EVERETT — Now with 24 passenger flights leaving Paine Field each day, Snohomish County residents may no longer need to trek down to Seattle-Tacoma International Airport and battle the traffic that circles the area.
Though, not all are finding the launch of commercial passenger service at Paine Field more advantageous than “Everett’s other airport (i.e. Sea-Tac).”
For at least one reader — who had more of a comment than a question — Paine Field was less accessible by transit for him than traveling more than twice the distance to Sea-Tac.
“They put this airport in, it should be convenient to get to,” Frank Kniest said. “Instead it is more of a hassle.”
After years of flying out of Sea-Tac, the downtown Edmonds resident has his routine down for getting there. He chooses a midday flight so he can take the Sounder Train, which is a 15-minute walk from his house, then catches the light rail at the International District/Chinatown Station for the last leg of his trip. Kniest’s two-seat ride — transit-speak for having to transfer once — takes him about one and a half hours.
However, this route is dependent on timing his flight just right and having no delays because the Sounder only runs southbound into Seattle in the morning and northbound in the evening. He does have a bus option to get him to the light rail at other times, but that route can take longer.
His ride to Paine Field is a consistent 1 hour and 5 minutes all day long, according to Community Transit’s trip planner. At first Kniest, thought the trip would take five buses, but we were able to find a way with fewer transfers. That three-seat ride — route 130 to the Swift Blue Line to the Swift Green — although more palatable, still wasn’t what Kniest wanted.
“I should be able to get on a bus in downtown Edmonds and get to Paine Field,” he said.
Everyone would love a bus from their house to right where they want to go, said Martin Munguia, a spokesperson for Community Transit.
“Community Transit serves 19 communities, so we can’t always offer that kind of convenience,” he said.
Before the 2007 recession, the agency had routes that meandered through neighbors so people only had to walk a few blocks to catch a bus.
“But that was slow service and more expensive,” Munguia said.
The agency is instead focusing on frequency with the two Swift lines. And as the system continues to be built out, Community Transit wants to add more trips to other routes to cut down on the wait time.
A rider might have to walk farther, but they could have a quicker ride, Munguia said.
To test Swift buses’ frequency I’ve taken two rides from The Daily Herald office along the bus rapid transit lines — one to Paine Field, the other to Canyon Park.
My first trip I headed to Paine Field.

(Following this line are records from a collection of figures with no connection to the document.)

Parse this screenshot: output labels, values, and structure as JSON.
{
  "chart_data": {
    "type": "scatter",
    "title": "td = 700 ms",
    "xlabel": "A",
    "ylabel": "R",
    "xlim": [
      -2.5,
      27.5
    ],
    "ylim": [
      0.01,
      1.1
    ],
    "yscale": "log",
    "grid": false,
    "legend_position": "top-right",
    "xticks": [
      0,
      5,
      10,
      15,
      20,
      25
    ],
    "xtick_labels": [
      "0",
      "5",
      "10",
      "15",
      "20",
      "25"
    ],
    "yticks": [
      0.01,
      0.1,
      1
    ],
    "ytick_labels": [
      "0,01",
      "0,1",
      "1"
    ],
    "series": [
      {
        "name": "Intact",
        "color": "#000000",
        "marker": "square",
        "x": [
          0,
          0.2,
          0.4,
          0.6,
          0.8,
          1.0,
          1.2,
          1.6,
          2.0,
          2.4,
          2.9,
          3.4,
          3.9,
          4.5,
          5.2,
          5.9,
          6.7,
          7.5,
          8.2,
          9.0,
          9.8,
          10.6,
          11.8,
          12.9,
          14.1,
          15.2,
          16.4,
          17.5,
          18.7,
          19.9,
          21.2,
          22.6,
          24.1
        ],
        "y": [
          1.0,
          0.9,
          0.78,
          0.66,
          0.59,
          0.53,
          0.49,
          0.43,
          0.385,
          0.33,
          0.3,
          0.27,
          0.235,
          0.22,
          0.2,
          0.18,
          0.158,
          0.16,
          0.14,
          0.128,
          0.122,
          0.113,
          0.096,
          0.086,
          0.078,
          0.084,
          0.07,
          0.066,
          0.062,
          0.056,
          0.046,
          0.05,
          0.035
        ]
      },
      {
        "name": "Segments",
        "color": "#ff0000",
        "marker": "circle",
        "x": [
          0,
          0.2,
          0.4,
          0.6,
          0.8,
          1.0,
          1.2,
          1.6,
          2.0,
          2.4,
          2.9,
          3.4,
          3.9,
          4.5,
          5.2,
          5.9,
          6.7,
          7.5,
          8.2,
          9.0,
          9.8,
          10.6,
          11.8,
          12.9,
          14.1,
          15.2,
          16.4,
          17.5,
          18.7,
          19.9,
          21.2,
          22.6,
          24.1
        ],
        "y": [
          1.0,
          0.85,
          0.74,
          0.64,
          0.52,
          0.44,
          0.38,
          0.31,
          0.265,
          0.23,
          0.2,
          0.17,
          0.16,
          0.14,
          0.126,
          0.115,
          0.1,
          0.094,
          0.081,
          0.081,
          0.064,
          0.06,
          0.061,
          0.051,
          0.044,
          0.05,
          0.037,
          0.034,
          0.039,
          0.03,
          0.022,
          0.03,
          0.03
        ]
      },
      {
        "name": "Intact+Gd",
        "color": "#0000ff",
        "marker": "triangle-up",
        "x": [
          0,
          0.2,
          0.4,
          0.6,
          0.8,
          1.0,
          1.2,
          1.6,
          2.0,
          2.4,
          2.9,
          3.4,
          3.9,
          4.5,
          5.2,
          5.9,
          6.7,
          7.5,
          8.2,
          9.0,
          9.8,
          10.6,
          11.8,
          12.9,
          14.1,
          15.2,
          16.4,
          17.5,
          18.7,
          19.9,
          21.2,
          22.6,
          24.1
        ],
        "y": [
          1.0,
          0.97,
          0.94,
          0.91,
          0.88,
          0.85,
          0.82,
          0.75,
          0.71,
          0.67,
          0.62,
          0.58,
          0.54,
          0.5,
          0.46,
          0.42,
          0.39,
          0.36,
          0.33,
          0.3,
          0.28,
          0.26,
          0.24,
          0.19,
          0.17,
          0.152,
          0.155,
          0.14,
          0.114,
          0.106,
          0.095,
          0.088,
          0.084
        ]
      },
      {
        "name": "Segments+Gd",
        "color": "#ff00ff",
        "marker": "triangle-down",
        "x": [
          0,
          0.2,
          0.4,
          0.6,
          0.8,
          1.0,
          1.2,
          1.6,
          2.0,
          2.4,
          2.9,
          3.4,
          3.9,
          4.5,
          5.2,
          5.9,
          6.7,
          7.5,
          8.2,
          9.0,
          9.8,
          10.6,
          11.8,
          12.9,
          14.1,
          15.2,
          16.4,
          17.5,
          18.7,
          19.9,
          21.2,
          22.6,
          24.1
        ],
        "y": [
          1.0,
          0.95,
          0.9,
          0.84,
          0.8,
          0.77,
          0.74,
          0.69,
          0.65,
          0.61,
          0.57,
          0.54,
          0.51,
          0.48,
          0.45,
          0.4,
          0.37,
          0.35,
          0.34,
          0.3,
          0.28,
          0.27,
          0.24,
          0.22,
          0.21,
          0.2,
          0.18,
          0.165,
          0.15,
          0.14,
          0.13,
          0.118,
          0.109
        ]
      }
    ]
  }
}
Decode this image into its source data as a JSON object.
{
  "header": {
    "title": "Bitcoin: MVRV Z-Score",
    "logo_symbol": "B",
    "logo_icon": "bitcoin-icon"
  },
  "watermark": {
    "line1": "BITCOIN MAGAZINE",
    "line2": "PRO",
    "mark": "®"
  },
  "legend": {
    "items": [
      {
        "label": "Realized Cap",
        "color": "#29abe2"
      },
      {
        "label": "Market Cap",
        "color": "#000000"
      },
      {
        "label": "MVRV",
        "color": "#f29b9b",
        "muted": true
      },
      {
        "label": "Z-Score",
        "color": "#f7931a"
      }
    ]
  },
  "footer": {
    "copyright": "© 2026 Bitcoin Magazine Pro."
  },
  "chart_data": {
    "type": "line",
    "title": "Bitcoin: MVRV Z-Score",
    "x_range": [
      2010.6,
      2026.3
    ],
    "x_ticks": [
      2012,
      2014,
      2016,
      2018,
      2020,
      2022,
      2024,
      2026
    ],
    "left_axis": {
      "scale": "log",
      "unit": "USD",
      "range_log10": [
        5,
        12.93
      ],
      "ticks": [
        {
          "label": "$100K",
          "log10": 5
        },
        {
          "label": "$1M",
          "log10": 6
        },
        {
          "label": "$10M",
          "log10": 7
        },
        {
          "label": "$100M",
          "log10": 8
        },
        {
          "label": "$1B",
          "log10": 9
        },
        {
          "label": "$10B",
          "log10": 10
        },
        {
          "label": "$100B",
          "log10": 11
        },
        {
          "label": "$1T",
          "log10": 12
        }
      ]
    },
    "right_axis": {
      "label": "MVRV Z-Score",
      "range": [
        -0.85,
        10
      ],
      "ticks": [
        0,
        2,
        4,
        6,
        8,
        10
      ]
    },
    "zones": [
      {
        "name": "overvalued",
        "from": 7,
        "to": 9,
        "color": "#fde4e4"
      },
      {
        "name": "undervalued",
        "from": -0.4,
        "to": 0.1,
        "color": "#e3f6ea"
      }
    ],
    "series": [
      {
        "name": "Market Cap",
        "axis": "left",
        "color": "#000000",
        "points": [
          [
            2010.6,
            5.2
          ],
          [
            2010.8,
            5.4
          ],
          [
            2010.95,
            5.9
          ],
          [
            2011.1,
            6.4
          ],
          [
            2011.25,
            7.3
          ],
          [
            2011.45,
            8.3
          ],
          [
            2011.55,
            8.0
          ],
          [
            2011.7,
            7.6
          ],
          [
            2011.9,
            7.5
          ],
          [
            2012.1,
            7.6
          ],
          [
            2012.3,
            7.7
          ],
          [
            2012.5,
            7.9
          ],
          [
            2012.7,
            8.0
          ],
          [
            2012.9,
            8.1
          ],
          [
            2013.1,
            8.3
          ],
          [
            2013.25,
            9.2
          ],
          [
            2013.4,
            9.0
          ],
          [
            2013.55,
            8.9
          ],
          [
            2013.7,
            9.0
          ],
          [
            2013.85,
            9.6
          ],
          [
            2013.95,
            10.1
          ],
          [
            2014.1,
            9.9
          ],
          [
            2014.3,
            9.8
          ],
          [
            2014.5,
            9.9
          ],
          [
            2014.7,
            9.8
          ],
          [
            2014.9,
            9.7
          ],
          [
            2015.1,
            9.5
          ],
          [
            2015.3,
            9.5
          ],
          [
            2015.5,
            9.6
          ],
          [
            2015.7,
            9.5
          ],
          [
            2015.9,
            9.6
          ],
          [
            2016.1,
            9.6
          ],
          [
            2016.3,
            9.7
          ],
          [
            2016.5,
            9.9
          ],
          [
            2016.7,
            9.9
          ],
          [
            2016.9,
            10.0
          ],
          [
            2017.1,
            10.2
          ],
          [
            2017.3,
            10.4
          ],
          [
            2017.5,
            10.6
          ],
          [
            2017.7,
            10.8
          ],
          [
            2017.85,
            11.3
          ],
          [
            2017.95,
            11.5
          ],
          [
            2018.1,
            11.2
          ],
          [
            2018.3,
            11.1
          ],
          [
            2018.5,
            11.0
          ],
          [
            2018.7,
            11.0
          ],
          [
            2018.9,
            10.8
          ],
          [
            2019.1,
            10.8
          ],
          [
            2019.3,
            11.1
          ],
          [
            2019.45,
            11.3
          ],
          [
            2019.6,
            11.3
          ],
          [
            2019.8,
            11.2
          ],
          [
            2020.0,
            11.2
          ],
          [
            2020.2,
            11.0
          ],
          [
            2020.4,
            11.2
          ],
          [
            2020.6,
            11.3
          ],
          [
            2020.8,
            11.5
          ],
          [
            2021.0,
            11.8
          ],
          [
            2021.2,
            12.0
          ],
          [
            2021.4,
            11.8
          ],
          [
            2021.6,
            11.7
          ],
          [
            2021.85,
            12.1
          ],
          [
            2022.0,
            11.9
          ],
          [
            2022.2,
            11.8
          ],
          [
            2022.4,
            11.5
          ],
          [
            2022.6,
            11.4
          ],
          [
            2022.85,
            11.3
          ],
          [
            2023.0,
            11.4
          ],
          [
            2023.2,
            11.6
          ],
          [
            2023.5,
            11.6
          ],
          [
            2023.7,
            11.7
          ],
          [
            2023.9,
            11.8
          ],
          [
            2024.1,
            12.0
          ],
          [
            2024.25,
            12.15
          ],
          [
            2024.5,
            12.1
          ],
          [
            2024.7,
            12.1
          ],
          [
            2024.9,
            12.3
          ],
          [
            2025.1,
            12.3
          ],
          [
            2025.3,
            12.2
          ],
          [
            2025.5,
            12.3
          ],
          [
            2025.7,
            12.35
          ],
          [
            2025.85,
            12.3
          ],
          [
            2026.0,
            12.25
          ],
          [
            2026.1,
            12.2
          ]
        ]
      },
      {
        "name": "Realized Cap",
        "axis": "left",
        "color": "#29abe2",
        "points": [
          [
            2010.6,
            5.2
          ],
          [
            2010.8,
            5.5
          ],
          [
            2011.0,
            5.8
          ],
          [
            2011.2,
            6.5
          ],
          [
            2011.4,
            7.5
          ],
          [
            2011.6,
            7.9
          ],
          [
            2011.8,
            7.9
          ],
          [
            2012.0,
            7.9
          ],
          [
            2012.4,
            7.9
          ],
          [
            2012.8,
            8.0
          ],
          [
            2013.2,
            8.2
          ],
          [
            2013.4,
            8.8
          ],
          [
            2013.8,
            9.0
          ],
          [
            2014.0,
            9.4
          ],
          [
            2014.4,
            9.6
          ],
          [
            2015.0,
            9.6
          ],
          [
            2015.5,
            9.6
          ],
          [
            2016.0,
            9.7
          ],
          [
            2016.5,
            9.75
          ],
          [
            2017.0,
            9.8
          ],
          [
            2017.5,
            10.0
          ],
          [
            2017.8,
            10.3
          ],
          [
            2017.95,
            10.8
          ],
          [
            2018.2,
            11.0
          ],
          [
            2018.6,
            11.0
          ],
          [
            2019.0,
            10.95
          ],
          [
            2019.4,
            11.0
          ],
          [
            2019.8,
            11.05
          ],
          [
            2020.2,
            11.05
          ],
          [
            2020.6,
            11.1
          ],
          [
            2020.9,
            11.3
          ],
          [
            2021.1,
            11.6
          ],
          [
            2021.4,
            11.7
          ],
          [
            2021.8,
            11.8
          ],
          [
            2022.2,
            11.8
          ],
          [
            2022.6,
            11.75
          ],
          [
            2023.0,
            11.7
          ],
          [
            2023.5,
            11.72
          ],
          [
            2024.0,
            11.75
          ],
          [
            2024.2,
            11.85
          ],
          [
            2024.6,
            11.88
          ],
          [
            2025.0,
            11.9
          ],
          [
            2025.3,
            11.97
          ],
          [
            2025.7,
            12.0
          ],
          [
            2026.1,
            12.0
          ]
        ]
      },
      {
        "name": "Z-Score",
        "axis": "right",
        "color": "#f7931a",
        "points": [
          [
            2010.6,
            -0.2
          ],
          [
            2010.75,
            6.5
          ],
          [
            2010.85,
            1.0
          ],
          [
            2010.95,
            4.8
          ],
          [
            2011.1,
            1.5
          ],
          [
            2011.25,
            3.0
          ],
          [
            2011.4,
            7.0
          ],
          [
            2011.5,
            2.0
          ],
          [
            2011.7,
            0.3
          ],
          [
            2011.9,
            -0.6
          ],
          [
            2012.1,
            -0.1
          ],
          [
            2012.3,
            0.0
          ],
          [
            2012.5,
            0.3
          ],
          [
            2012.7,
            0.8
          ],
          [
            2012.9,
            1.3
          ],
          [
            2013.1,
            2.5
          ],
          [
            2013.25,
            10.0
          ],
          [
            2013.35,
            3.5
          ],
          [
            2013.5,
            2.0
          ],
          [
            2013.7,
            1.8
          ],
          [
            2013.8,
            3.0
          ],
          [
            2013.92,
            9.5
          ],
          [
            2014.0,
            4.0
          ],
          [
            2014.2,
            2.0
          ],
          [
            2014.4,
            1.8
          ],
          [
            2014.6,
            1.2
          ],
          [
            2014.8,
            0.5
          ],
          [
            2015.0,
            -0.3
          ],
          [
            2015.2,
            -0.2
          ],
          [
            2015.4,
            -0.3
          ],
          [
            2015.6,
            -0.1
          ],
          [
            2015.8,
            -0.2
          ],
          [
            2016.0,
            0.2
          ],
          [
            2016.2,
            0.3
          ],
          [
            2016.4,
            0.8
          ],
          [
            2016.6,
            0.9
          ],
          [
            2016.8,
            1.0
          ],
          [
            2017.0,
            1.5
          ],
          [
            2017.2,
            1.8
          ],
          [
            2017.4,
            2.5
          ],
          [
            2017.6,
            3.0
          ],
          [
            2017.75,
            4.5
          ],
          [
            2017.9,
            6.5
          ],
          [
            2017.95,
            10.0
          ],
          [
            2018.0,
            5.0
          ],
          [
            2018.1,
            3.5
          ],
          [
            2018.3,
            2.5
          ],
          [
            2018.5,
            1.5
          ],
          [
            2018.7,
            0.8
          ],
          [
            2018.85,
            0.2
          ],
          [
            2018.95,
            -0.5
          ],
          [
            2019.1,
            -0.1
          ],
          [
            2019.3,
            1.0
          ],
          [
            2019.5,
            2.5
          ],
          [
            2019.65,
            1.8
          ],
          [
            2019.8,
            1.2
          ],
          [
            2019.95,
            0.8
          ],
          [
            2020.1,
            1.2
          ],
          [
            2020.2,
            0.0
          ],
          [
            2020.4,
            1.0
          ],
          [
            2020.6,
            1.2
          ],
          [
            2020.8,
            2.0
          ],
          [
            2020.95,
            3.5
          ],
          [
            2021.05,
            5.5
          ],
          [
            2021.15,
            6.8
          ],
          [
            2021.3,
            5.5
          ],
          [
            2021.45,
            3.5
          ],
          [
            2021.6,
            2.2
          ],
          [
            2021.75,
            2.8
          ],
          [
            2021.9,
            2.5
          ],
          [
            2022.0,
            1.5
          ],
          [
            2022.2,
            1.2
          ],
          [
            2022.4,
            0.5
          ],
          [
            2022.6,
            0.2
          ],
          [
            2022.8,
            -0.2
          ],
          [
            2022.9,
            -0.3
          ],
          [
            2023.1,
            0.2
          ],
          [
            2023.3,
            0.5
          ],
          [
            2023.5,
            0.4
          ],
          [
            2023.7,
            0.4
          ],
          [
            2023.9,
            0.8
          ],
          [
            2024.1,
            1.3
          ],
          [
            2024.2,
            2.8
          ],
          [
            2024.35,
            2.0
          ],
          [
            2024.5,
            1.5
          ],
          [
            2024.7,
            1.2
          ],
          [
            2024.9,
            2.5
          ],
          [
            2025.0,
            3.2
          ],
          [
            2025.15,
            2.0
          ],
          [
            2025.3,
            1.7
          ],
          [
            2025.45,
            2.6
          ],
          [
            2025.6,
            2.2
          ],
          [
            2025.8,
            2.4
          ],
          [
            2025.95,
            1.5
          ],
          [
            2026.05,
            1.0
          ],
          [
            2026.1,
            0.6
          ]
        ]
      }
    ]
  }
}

I waited about six minutes at the 41st Street and Rucker Avenue station for a Swift Blue bus. At Airport Road, I transferred to the Swift Green line, where I probably spent more time crossing the multi-lane road than waiting for the next bus. Two stops later and a 15-minute walk I was at the Paine Field. Total travel time: 45 minutes.
The second journey, I wanted to put Swift buses to the test during rush hour traffic, so I traveled all the way to Canyon Park from Everett in the late afternoon, early evening. Between the two buses and the 15 stops, I arrived there in about 1 hour 20 minutes. The longest wait I had between buses, nine minutes, was at the end of the line at the Canyon Park Park and Ride. As I waited for my last ride, which would drop me back at the office, I did notice another Swift bus was not far behind. This made me wonder if the gap behind that bus and the next was longer than the promised 10 minutes.
If the frequency, at least as I experienced, stays consistent, transferring might become more tolerable and less of a hassle.